A study of association between the national institute of health stroke scale score and arteriographic findings in acute ischaemic stroke


  • Harshit Acharya Department of General Medicine, Gujarat Cancer Society Medical College, Hospital and Research Centre, Ahmedabad, Gujarat, India
  • Arjun Kelaiya Department of General Medicine, B. J. Medical College, Civil Hospital, Ahmedabad, Gujarat, India
  • Vinukumar Singel Department of General Medicine, B. J. Medical College, Civil Hospital, Ahmedabad, Gujarat, India
  • Pratapsinh Makwana Department of General Medicine, B. J. Medical College, Civil Hospital, Ahmedabad, Gujarat, India




NIHSS score, Acute ischaemic stroke


Background: In an ischaemic stroke, a strong correlation exists between the stroke severity and the level of arterial occlusion. Patients with major or proximal artery occlusion tend to have worst clinical picture and poor outcomes; and they are most benefited by revascularization interventions. These patients can be identified early before angiography by clinical scoring methods like National Institute of Health Stroke Scale (NIHSS) score. The NIHSS score (range 0-42) is a 15 item neurological examination stroke scale used to evaluate the effects of acute cerebral infarction on levels of consciousness, visual field loss, extra ocular movements, motor strength, ataxia, sensory loss, language, dysarthria and neglect.

Methods: A prospective study of 50 patients, who were admitted to the hospital with an acute ischaemic stroke within 12 hours of onset, was carried out to evaluate the relationship of NIHSS score and MR angiographic (MRA) findings.

Results: We found that majority of patients (38%) belonged to 6th decade with mean age of 59 years. Out of various risk factors, hypertension (64%) and smoking (48%) were most prevalent. Highest numbers of patients (40%) were in NIHSS score group 07 to 15. Out of 50 patients, 29 (58%) patients showed visible arterial occlusion on MRA. Median NIHSS score was 16 in occlusion group and 6 in non-occlusion group (p<0.01). In the same way, median NIHSS score in central occlusion group (20) was higher than distal occlusion group (11) (p<0.01). At NIHSS score 10, sensitivity and specificity to detect arterial occlusion in MRA was 86%. Positive predictive value (PPV) for arterial occlusion at >10 NIHSS score was 89% and PPV for detecting central occlusion at >12 NIHSS score was 87%.

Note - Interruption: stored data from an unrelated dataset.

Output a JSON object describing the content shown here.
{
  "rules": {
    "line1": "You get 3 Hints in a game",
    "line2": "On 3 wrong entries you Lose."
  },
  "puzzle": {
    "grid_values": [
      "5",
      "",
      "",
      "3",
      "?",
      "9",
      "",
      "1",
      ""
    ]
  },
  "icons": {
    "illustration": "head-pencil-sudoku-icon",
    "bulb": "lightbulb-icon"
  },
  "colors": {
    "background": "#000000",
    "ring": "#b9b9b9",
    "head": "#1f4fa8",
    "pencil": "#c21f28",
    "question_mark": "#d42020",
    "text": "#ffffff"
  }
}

Conclusions: In summary, a significant association was found between the NIHSS score and the presence and the location of a vessel occlusion in acute ischaemic stroke. In this era of reperfusion therapy where time is the most critical element, simple bedside score like NIHSS can greatly help in selecting patients requiring urgent treatment and improve patient disease outcome.